ATAQUES TAMBÉM POLÍTICOS
Segundo Antonio Carlos Secchin, membro da Academia Brasileira de Letras, “No meio do caminho” é um poema de choque, usado como artilharia contra a sensibilidade parnasiana da época:
— Faz parte do Drummond mais ferrenhamente modernista, vestindo a camisa das ideias da Semana de Arte Moderna, muito combativo. E essa combatividade pressupunha utilizar recursos, temas e formas absolutamente contrários à tradição — diz o imortal.
Secchin afirma que a mera escolha da “pedra” como símbolo já era iconoclasta, numa época em que elementos como a lua e as flores eram privilegiados.
— Temos essa conjugação de um elemento não poético, que é a pedra, dentro de uma estrutura sintática que também era considerada não poética. Drummond, portanto, ataca tanto na escolha do símbolo quanto na maneira de falar dele — conclui.
Se a antipatia dos tradicionalistas contra o modernismo explica boa parte das reações iradas ao poema, há um outro fator que deu força aos ataques: a política.

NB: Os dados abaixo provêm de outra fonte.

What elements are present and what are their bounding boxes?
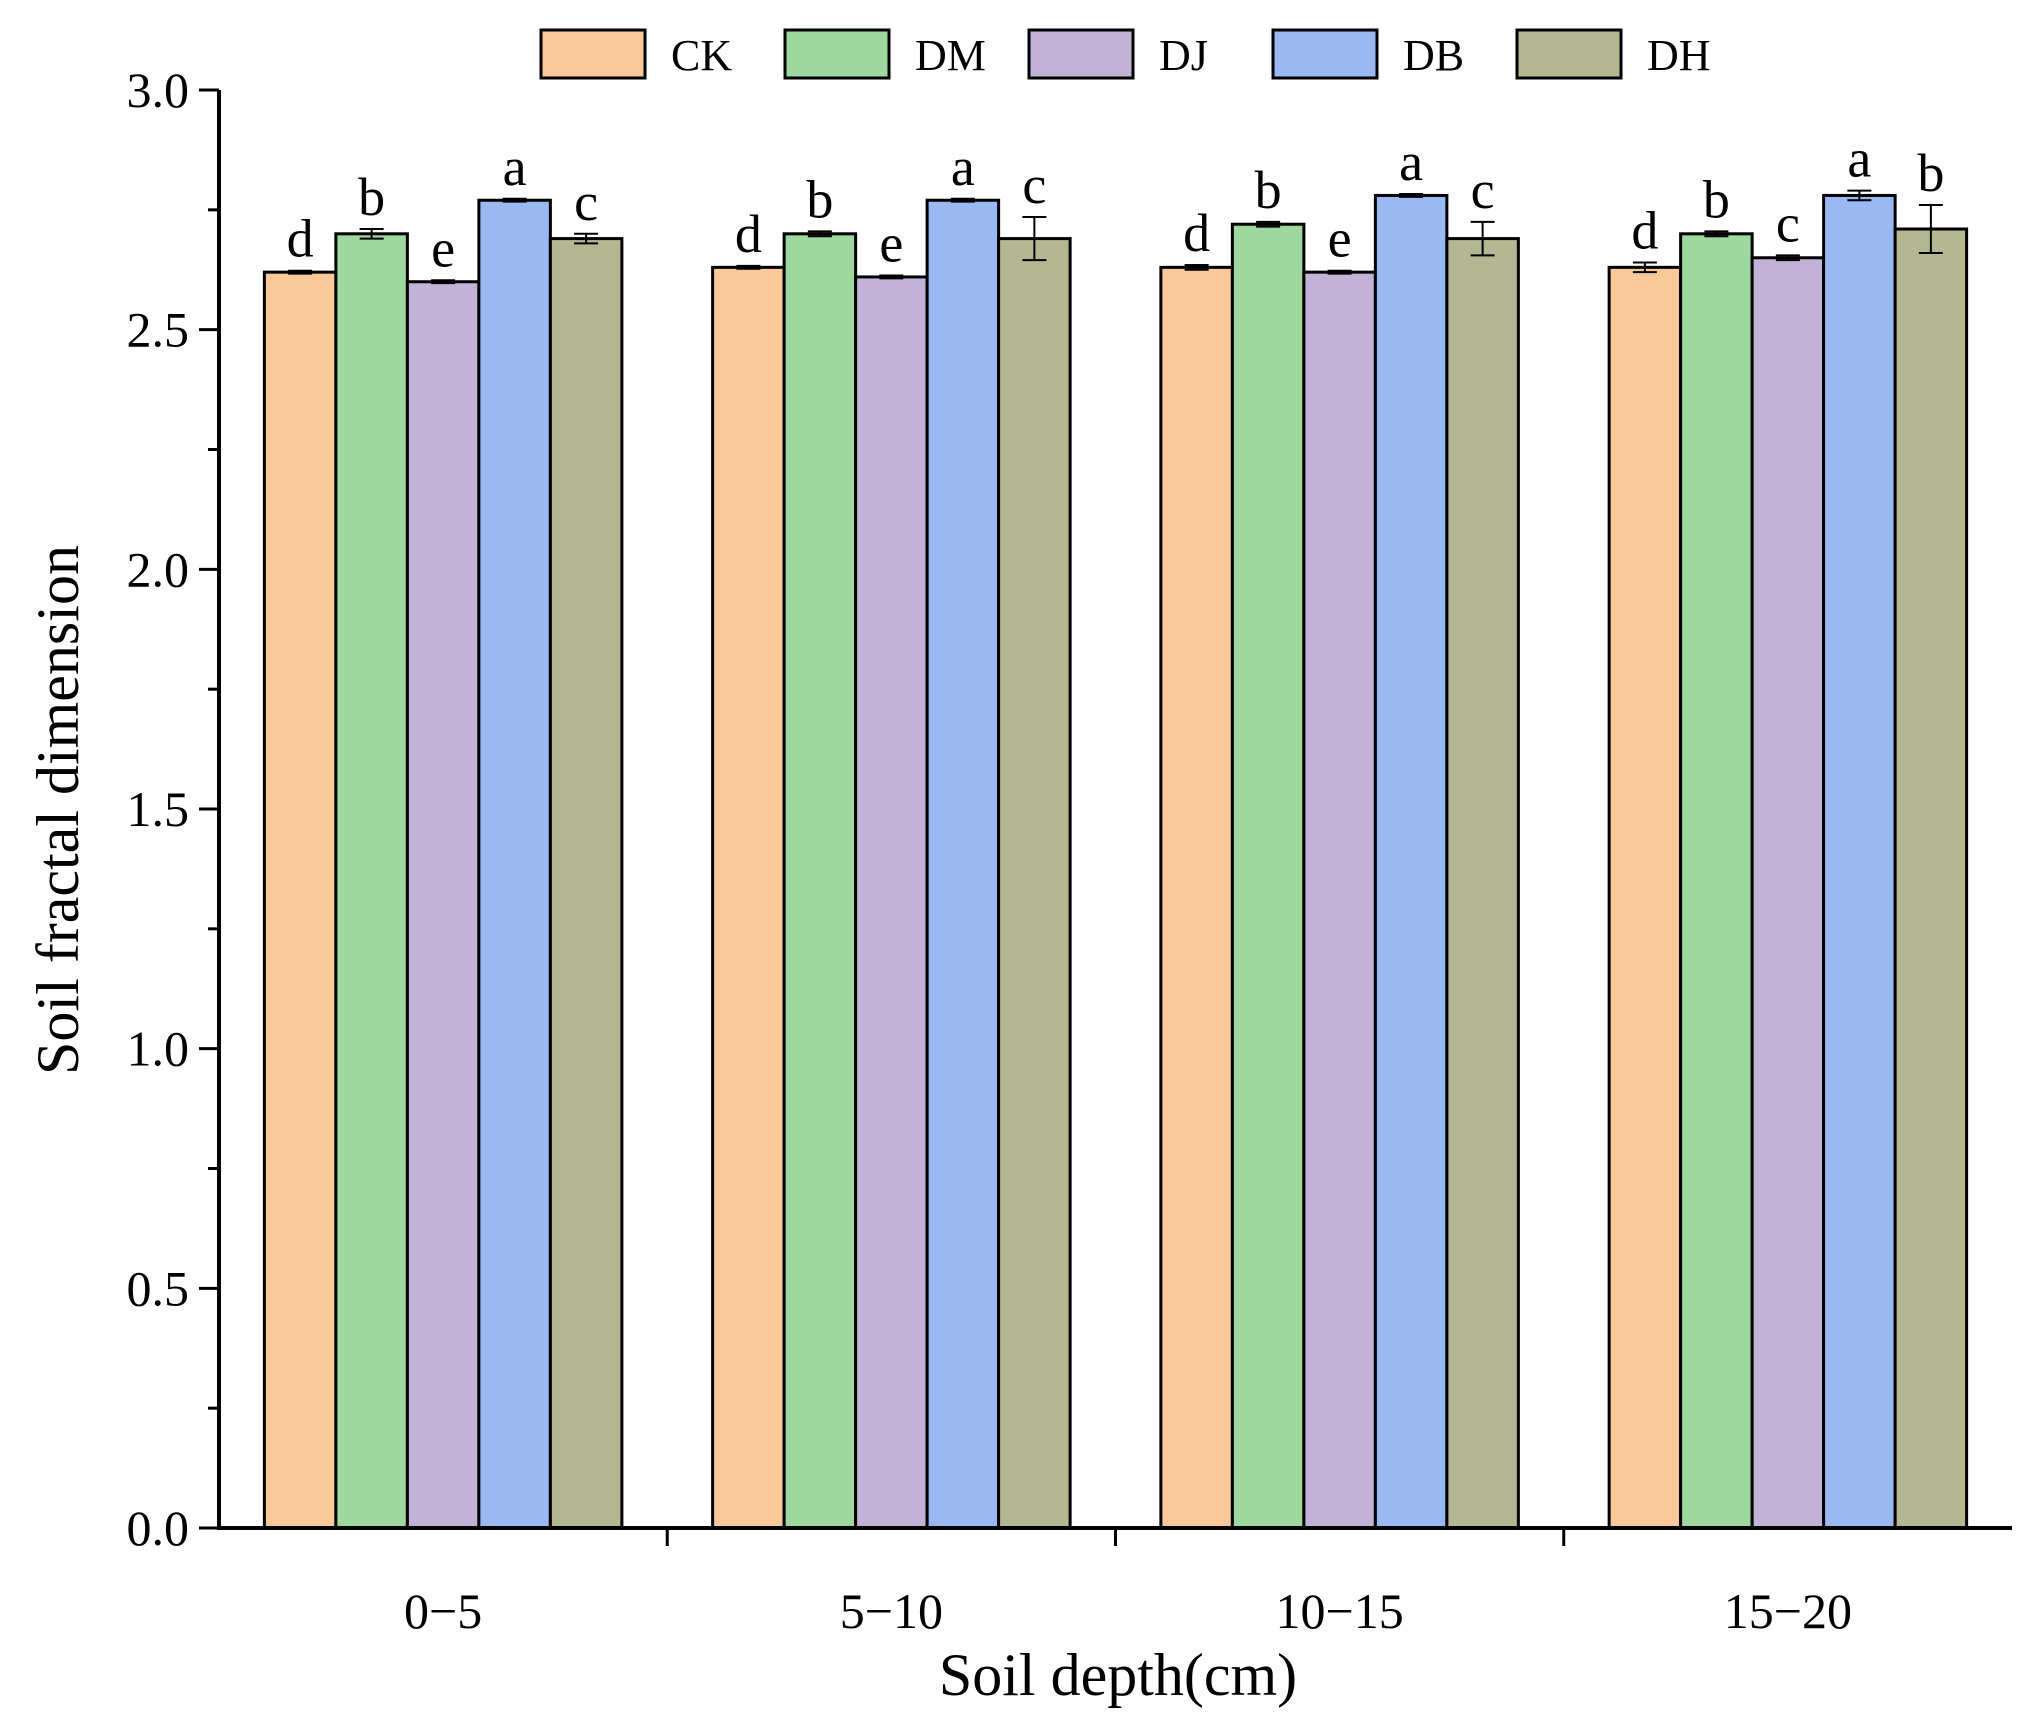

De 1934 a 1945, Drummond foi chefe de gabinete de Gustavo Capanema, no Ministério da Educação e Saúde Pública, e sua obra virou arma para a oposição ao governo de Getúlio Vargas. — Como não se podia exatamente atacar o Estado Novo, por causa da censura barra-pesada do DIP (Departamento de Imprensa e Propaganda), viram Drummond uma maneira de atacar indiretamente o ministro e o governo — lembra Eucanaã Ferraz.
A magnitude das reações ao poema da pedra surpreendeu e incomodou Drummond, que considerava o texto indigno de tamanha bile — e até de tantos elogios, como os que lhe dedicou Mario de Andrade, que o achava “formidável” e “admirável”.

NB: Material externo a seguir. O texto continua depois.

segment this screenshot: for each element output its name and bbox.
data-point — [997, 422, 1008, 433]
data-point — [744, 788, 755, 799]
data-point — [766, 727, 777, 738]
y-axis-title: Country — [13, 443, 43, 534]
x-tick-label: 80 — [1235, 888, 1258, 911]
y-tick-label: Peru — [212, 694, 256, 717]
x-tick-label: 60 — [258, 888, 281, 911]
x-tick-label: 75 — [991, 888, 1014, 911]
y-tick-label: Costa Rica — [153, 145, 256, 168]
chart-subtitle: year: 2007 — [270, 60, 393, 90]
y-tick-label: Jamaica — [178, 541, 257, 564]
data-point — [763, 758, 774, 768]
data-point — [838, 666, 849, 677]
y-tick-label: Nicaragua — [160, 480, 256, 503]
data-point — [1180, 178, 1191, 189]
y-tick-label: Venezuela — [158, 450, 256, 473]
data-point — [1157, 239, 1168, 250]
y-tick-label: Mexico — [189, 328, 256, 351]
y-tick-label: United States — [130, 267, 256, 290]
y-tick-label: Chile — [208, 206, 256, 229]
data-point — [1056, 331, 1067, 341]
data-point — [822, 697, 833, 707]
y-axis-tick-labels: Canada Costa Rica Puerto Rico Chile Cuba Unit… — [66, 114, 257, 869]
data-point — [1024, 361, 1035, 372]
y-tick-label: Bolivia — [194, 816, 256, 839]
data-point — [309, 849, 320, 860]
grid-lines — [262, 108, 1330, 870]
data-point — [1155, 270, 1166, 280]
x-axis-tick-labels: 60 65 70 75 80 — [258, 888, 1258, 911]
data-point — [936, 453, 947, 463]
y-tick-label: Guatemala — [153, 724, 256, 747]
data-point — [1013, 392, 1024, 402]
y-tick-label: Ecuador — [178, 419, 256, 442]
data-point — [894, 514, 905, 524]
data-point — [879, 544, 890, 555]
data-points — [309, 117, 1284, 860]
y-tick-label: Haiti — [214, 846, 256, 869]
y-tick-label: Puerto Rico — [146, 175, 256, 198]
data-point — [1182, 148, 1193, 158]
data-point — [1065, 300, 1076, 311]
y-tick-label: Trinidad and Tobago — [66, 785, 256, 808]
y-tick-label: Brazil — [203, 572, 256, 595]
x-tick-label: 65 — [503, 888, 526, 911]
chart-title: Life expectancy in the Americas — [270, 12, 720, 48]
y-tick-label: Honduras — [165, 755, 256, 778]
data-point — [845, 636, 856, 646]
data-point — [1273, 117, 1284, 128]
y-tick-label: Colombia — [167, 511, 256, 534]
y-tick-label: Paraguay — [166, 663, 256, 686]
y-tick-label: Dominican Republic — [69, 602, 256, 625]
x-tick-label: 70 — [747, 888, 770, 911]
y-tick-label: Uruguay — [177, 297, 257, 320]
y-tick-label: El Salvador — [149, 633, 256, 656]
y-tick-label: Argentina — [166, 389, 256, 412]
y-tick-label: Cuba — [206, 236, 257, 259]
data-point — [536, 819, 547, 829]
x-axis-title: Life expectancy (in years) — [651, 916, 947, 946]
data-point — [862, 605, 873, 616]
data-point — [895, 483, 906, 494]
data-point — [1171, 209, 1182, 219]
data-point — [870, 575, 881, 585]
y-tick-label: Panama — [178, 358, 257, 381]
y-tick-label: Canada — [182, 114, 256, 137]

Superadas as fases dos atritos modernistas e políticos, “No meio do caminho” passou a ser analisado com mais distanciamento e profundidade, tornando-se uma quase unanimidade na literatura nacional. Se não chegou a ser visto como o melhor poema do mineiro, certamente é um dos mais importantes e reconhecíveis, com um impacto que transcende em muito o círculo da poesia.
— É um dos poemas brasileiros mais citados em artigos, ensaios e mesmo poemas — diz o poeta e imortal Antonio Cicero. — Só os idiotas ou ignorantes atacariam esse poema ainda hoje.
BIOGRAFIA PRÓPRIA
“Como podia eu imaginar que um texto insignificante, um jogo monótono, deliberadamente monótono, de palavras causasse tanta irritação, não só nos meios literários como ainda na esfera da administração, envolvendo seu autor numa atmosfera de escárnio?”

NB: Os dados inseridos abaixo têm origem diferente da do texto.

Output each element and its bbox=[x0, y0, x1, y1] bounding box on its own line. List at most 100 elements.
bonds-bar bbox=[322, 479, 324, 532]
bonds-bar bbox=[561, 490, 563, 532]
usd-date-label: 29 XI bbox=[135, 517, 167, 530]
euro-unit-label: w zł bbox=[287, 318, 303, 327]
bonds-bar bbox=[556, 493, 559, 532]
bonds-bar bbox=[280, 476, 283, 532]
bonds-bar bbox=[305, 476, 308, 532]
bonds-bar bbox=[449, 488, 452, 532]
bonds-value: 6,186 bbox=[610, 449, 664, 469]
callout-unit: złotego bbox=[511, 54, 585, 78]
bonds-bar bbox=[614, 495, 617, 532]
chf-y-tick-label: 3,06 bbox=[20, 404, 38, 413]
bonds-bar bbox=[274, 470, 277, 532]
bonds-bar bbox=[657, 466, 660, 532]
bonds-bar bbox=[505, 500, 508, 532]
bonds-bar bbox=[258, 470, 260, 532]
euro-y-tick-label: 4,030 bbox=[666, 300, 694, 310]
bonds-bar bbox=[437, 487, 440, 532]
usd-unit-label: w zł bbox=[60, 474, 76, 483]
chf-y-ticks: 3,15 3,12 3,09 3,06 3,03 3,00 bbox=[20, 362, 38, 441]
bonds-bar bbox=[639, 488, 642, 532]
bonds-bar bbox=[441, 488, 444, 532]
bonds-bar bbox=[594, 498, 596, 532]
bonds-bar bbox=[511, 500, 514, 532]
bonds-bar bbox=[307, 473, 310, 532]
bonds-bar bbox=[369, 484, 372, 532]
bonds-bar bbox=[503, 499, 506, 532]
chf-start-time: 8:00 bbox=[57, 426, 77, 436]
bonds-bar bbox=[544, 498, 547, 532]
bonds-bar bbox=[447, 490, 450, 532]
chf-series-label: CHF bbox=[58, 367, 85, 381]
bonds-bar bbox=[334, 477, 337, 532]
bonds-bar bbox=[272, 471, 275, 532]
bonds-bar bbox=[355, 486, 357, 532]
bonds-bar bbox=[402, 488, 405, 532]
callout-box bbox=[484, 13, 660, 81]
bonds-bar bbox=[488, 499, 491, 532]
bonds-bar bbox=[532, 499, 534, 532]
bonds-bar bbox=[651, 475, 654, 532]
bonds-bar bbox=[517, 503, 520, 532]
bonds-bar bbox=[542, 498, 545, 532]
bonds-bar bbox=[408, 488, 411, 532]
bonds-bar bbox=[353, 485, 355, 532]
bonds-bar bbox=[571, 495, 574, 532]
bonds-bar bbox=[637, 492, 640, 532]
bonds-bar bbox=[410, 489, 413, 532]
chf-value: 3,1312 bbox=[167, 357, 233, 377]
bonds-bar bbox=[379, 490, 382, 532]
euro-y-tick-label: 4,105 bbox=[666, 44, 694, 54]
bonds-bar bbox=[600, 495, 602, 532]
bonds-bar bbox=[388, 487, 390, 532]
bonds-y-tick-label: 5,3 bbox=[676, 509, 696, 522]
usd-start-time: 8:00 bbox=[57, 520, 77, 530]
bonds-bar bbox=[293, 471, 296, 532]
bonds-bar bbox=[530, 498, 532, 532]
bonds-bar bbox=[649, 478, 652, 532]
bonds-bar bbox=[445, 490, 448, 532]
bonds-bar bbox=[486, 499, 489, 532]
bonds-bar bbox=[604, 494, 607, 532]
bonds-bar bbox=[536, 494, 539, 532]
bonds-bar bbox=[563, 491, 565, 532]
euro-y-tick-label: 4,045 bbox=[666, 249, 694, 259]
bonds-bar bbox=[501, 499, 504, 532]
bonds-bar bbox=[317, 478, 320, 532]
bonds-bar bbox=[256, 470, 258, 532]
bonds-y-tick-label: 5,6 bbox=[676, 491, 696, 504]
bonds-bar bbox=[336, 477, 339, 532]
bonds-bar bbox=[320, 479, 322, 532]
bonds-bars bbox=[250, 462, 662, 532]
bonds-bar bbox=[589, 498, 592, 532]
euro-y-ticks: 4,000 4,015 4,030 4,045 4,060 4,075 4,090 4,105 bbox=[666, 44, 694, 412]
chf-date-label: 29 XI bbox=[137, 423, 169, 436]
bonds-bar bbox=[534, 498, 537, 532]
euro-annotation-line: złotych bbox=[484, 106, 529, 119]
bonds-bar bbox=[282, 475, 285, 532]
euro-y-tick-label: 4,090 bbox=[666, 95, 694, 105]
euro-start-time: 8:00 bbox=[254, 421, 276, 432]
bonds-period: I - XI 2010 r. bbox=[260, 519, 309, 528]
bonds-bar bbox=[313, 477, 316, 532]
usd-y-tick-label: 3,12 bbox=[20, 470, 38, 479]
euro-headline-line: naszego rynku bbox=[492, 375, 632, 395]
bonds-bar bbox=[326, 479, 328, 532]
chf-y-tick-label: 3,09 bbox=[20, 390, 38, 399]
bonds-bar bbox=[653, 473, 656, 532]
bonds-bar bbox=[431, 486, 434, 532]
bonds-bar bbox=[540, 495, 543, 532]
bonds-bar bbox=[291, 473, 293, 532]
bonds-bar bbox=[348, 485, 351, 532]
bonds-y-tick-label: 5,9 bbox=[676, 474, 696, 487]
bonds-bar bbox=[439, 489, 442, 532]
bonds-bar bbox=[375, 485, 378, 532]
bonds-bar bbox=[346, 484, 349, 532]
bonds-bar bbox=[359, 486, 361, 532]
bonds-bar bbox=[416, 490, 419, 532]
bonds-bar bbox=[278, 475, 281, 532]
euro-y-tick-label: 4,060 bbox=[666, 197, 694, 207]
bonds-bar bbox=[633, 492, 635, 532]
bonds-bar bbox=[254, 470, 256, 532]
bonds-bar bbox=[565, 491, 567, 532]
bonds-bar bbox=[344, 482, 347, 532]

Assim Carlos Drummond de Andrade resumia, em entrevista à rádio MEC, em 1954, seu espanto com a recepção a seu “No meio do caminho”, publicado 26 anos antes e, desde cedo, uma pedra em sua biografia.
Se os primeiros ataques vieram da artilharia antimodernista — críticos literários conservadores, professores de português ginasianos etc. —, quando o mineiro se tornou chefe de gabinete no Ministério da Educação do governo Vargas, a troça passou a lhe ser dirigida por qualquer um — e pessoalmente.
“Nas raras reuniões a que comparecia, sempre encontrava um gaiato ou uma gaiata que me perguntava pela pedra: se tinha esbarrado nela e machucado o dedão, se a afastara do caminho, coisas assim. A princípio, eu respondia seco e encalistrado. Depois, preparei respostas de contra-ataque. Afinal me acostumei”, escreveu ele.
Estimulado pelo poeta português Arnaldo Saraiva, o mineiro editou com ele um livro em que compilava as críticas e referências dedicadas a seu texto. “Uma pedra no meio do caminho — Biografia de um poema” foi lançado em 1967 e reeditado em versão ampliada em 2010, sob os cuidados de Eucanaã Ferraz.
A consciência de Drummond sobre a importância perene que “No meio do caminho” adquiriria em sua carreira ficou registrada no poema “Legado”, de 1950.
“Que lembrança darei ao país que me deu tudo que lembro e sei, tudo quanto senti? (...) De tudo quanto foi meu passo caprichoso na vida, restará, pois o resto se esfuma, uma pedra que havia em meio do caminho.”